Todd Drake creates art that is shaped by community. A 2004-2005 Rockefeller Fellow, Drake is currently an artist in residence at UNC Chapel Hill’s Center for Global Initiatives and touring around the U.S. and Middle East with his latest project, Esse Quam Videri: Muslim American Self-Portraits.
The mind takes a different set of pictures. For three years I have crisscrossed my home state of North Carolina taking pictures of Muslim Americans. Each photo is a collaboration that expresses what the participating Muslim wished to share. Their images in Esse Quam Videri are currently touring the United States and Middle East. But when I close my eyes and think about my experience of helping make those images I see a different set of photos. One is of a full moon shining over an outdoor gathering of Muslims, all laughing at the comedians from the Funnymentalists comedy group. I saw the moon because I tossed back my head to let out a laugh and noticed it shining down on us from behind. It was at that moment that I thought “This is what we need as a nation, if we could all just get to this point.”

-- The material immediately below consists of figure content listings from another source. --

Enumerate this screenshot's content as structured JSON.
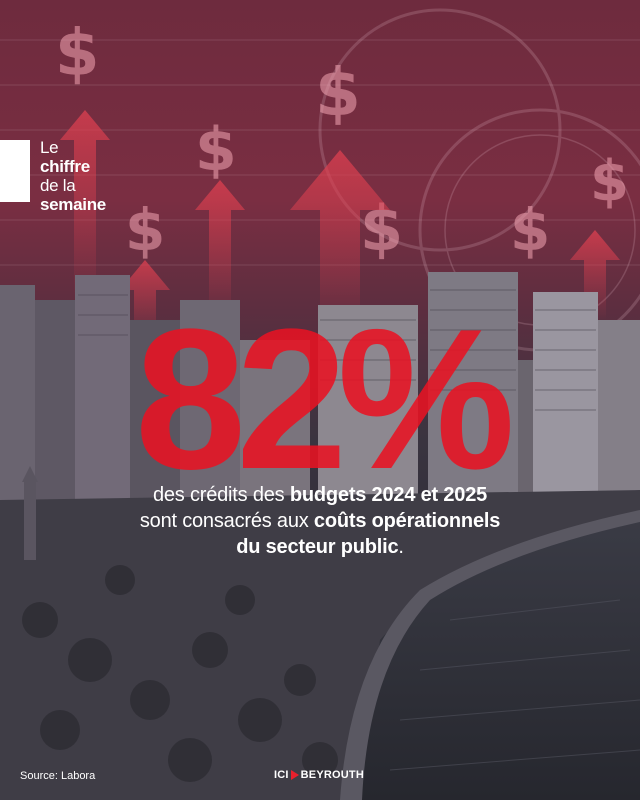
{
  "tag": {
    "line1": "Le",
    "line2": "chiffre",
    "line3": "de la",
    "line4": "semaine"
  },
  "headline": {
    "value": "82%"
  },
  "caption": {
    "p1": "des crédits des ",
    "p1b": "budgets 2024 et 2025",
    "p2": "sont consacrés aux ",
    "p2b": "coûts opérationnels",
    "p3b": "du secteur public",
    "p3": "."
  },
  "footer": {
    "source": "Source: Labora",
    "logo_left": "ICI",
    "logo_right": "BEYROUTH"
  },
  "colors": {
    "accent": "#e81222",
    "text": "#ffffff",
    "tint": "#7a2e42"
  },
  "icons": [
    "dollar-sign-icon",
    "up-arrow-icon",
    "play-triangle-icon"
  ]
}
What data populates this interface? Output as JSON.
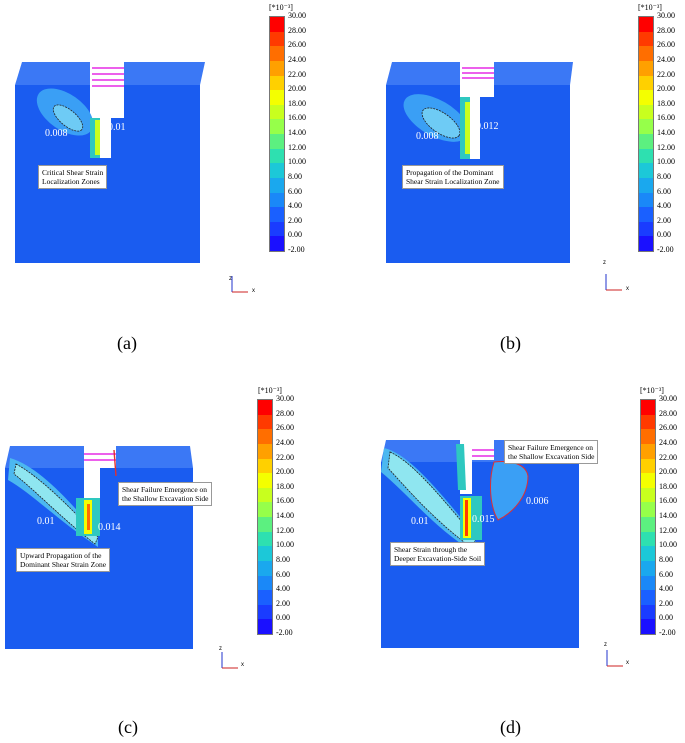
{
  "colorbar": {
    "unit": "[*10⁻³]",
    "ticks": [
      "30.00",
      "28.00",
      "26.00",
      "24.00",
      "22.00",
      "20.00",
      "18.00",
      "16.00",
      "14.00",
      "12.00",
      "10.00",
      "8.00",
      "6.00",
      "4.00",
      "2.00",
      "0.00",
      "-2.00"
    ],
    "colors": [
      "#ff0000",
      "#ff3a00",
      "#ff6e00",
      "#ffa000",
      "#ffd000",
      "#f4ff00",
      "#c8ff1e",
      "#96ff4a",
      "#5cf080",
      "#2ee0b0",
      "#1cc8d8",
      "#1aa8ee",
      "#1a88f8",
      "#1a60ff",
      "#1a3cff",
      "#1a10ff"
    ]
  },
  "axis": {
    "z": "z",
    "x": "x"
  },
  "panels": [
    {
      "caption": "(a)",
      "values": [
        "0.008",
        "0.01"
      ],
      "annotations": [
        [
          "Critical Shear Strain",
          "Localization Zones"
        ]
      ]
    },
    {
      "caption": "(b)",
      "values": [
        "0.008",
        "0.012"
      ],
      "annotations": [
        [
          "Propagation of the Dominant",
          "Shear Strain Localization Zone"
        ]
      ]
    },
    {
      "caption": "(c)",
      "values": [
        "0.01",
        "0.014"
      ],
      "annotations": [
        [
          "Shear Failure Emergence on",
          "the Shallow Excavation Side"
        ],
        [
          "Upward Propagation of the",
          "Dominant Shear Strain Zone"
        ]
      ]
    },
    {
      "caption": "(d)",
      "values": [
        "0.01",
        "0.015",
        "0.006"
      ],
      "annotations": [
        [
          "Shear Failure Emergence on",
          "the Shallow Excavation Side"
        ],
        [
          "Shear Strain through the",
          "Deeper Excavation-Side Soil"
        ]
      ]
    }
  ]
}
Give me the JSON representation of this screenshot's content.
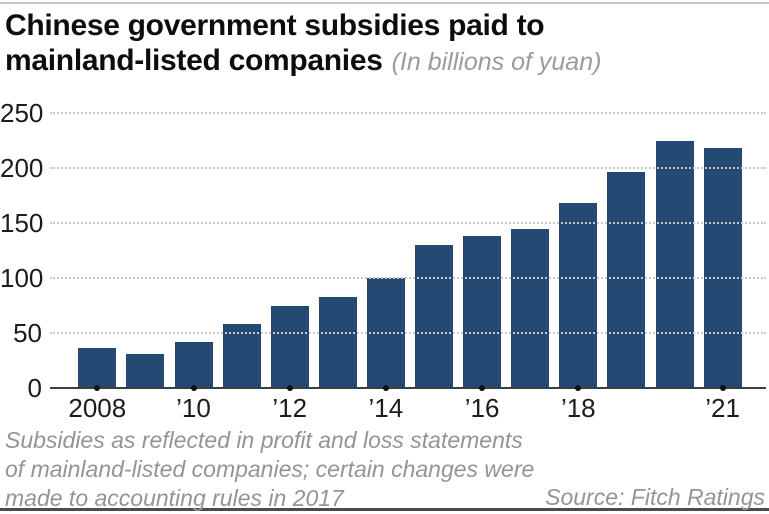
{
  "header": {
    "title_line1": "Chinese government subsidies paid to",
    "title_line2": "mainland-listed companies",
    "subtitle": "(In billions of yuan)"
  },
  "chart_data": {
    "type": "bar",
    "title": "Chinese government subsidies paid to mainland-listed companies",
    "subtitle": "(In billions of yuan)",
    "unit": "billions of yuan",
    "categories": [
      "2008",
      "2009",
      "2010",
      "2011",
      "2012",
      "2013",
      "2014",
      "2015",
      "2016",
      "2017",
      "2018",
      "2019",
      "2020",
      "2021"
    ],
    "values": [
      36,
      31,
      42,
      58,
      75,
      83,
      100,
      130,
      138,
      145,
      168,
      196,
      225,
      218
    ],
    "x_tick_labels": [
      {
        "index": 0,
        "label": "2008"
      },
      {
        "index": 2,
        "label": "’10"
      },
      {
        "index": 4,
        "label": "’12"
      },
      {
        "index": 6,
        "label": "’14"
      },
      {
        "index": 8,
        "label": "’16"
      },
      {
        "index": 10,
        "label": "’18"
      },
      {
        "index": 13,
        "label": "’21"
      }
    ],
    "y_ticks": [
      0,
      50,
      100,
      150,
      200,
      250
    ],
    "ylim": [
      0,
      250
    ],
    "grid": "horizontal-dotted-over-bars",
    "legend": "none",
    "bar_color": "#244a73"
  },
  "footnote": {
    "lines": [
      "Subsidies as reflected in profit and loss statements",
      "of mainland-listed companies; certain changes were",
      "made to accounting rules in 2017"
    ]
  },
  "source_label": "Source: Fitch Ratings",
  "colors": {
    "bar": "#244a73",
    "title_text": "#0d0d0d",
    "muted_text": "#949494",
    "axis_text": "#1c1c1c",
    "gridline": "#c9c9c9",
    "baseline": "#3d3d3d",
    "top_rule": "#c6c6c6",
    "bottom_rule": "#4c4c4c",
    "tick_dot": "#111111"
  }
}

An artist trained at seeing, I had started this project because I knew intuitively that we as a nation were not seeing the full picture of the Muslim American community. That the images fed to us through the media were incomplete. But I did not know a single Muslim. I did not know if they would be willing or interested in making a self portrait. Would they only want to make abstractions? Would I be welcomed into their world?
I was. They did. And now I have Muslim friends from the coast to the mountains. Tamir is one of them. Another picture set into my mind?s eye is of me, lying in a corn row in the middle of a stultifying Carolina August day. I am looking up at Tamir, a large African-American Imam standing over me. He is pulling open his dress shirt revealing a Superman sign. We were in that ?eld photographing his self portrait. His image is one of the best loved by audiences. I remember laughing, thinking what crazy places I put myself in to for the sake of my art.

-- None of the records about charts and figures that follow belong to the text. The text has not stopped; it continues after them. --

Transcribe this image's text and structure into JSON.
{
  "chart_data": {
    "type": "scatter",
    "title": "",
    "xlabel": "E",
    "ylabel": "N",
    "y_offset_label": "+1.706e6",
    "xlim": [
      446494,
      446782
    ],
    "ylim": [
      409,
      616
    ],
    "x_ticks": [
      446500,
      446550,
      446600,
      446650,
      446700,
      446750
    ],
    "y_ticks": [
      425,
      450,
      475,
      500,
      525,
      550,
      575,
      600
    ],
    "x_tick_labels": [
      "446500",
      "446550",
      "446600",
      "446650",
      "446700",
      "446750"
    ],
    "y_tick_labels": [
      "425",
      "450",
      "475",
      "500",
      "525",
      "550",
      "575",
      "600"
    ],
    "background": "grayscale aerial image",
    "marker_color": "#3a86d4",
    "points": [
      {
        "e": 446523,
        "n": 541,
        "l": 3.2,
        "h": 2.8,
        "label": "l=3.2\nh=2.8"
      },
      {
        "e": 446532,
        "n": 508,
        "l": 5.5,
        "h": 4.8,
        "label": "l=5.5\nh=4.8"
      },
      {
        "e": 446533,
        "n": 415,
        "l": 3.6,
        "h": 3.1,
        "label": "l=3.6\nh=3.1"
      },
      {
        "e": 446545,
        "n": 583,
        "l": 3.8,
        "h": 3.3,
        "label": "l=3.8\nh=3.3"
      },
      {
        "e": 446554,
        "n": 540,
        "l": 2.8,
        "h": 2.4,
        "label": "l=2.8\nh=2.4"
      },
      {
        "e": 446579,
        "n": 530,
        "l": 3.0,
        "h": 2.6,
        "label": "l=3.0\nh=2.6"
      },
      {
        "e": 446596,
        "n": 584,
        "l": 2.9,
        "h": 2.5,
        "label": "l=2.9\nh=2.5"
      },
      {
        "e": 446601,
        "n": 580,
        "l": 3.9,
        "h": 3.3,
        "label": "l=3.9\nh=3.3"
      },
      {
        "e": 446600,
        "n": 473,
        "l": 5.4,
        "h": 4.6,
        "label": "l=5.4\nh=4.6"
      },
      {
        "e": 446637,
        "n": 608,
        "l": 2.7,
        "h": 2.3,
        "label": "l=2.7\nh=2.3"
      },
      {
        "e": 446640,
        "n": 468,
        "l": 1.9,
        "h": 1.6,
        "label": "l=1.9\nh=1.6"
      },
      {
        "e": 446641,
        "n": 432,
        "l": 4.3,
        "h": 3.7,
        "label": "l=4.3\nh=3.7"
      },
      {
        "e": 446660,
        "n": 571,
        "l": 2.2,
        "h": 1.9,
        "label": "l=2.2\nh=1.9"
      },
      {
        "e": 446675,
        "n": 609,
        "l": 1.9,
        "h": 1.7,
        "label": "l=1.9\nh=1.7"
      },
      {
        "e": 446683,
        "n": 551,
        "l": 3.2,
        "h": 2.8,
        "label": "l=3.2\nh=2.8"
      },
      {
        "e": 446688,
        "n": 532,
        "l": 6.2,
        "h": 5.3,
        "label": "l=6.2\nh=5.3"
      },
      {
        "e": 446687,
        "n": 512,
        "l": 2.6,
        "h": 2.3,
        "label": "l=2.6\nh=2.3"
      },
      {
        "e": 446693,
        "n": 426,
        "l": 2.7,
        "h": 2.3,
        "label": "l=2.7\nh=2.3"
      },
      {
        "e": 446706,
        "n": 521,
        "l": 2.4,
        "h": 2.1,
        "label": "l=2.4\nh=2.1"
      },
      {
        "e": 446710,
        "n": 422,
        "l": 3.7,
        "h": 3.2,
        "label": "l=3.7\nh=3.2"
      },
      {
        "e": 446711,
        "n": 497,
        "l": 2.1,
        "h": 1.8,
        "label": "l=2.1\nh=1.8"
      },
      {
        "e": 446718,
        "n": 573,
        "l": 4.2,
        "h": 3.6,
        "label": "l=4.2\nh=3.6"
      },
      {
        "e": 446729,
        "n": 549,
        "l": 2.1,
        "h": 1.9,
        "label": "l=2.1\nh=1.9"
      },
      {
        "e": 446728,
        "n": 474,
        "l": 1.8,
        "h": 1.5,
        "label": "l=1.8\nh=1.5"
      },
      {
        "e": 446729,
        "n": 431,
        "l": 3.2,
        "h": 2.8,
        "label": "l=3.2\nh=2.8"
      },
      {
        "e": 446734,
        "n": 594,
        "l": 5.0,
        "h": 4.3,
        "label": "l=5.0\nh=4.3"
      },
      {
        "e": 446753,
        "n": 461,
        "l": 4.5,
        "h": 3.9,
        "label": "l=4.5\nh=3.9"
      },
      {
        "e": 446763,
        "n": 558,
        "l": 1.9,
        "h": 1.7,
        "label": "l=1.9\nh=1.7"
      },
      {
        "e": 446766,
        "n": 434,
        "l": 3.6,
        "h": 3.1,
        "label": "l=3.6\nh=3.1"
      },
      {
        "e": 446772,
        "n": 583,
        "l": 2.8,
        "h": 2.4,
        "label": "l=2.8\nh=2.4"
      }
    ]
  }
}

I have since traveled to colleges and churches, sharing the self portraits, their stories, and my experiences. I have had pastors yell through the phone, insulted that we would invite their Sunday school classes to visit the exhibition. But I have also sat in a Baptist Church and watched as Christians and Muslims shared their own stories of friendship and struggle. I watched them as they listened and learned from each other. We stayed late, collectively wishing the night would never end.

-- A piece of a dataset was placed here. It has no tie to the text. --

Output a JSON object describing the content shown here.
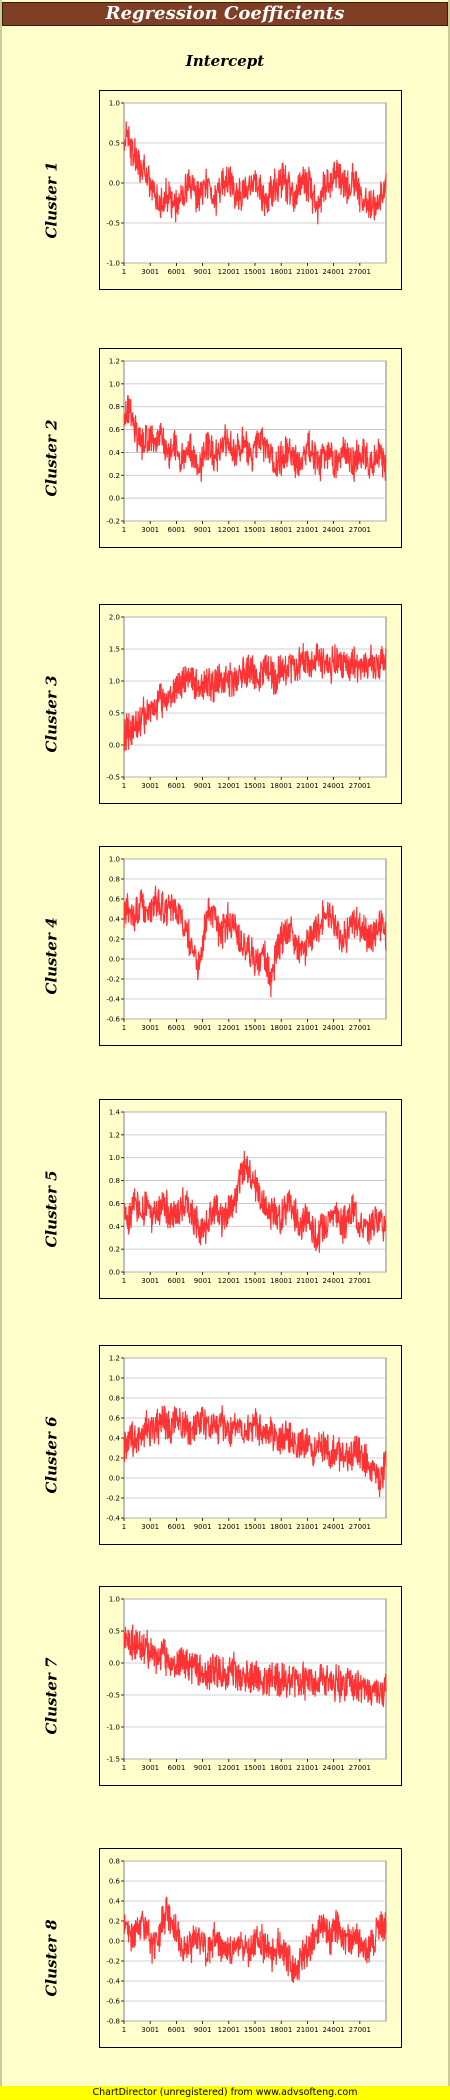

My life has been forever deepened and broadened by these and many more experiences with my Muslim brothers and sisters. I have come to understand that one cannot know a religion without knowing those who practice it; that you can study the components of a religion, but the real expression of that religion comes from personal priorities. For me, a Christian, I have placed a priority on reaching out and building bridges of understanding with my neighbor.
I have been asked to share this project in the Middle East. I will take my camera, but I am sure the most important pictures will come back stored in my heart and mind.
What impact do artistic projects like Drake’s have on American perceptions of Muslims? How do you think the Esse Quam Videri photos will be received by the general public in Bahrain, where it will be shown later this spring?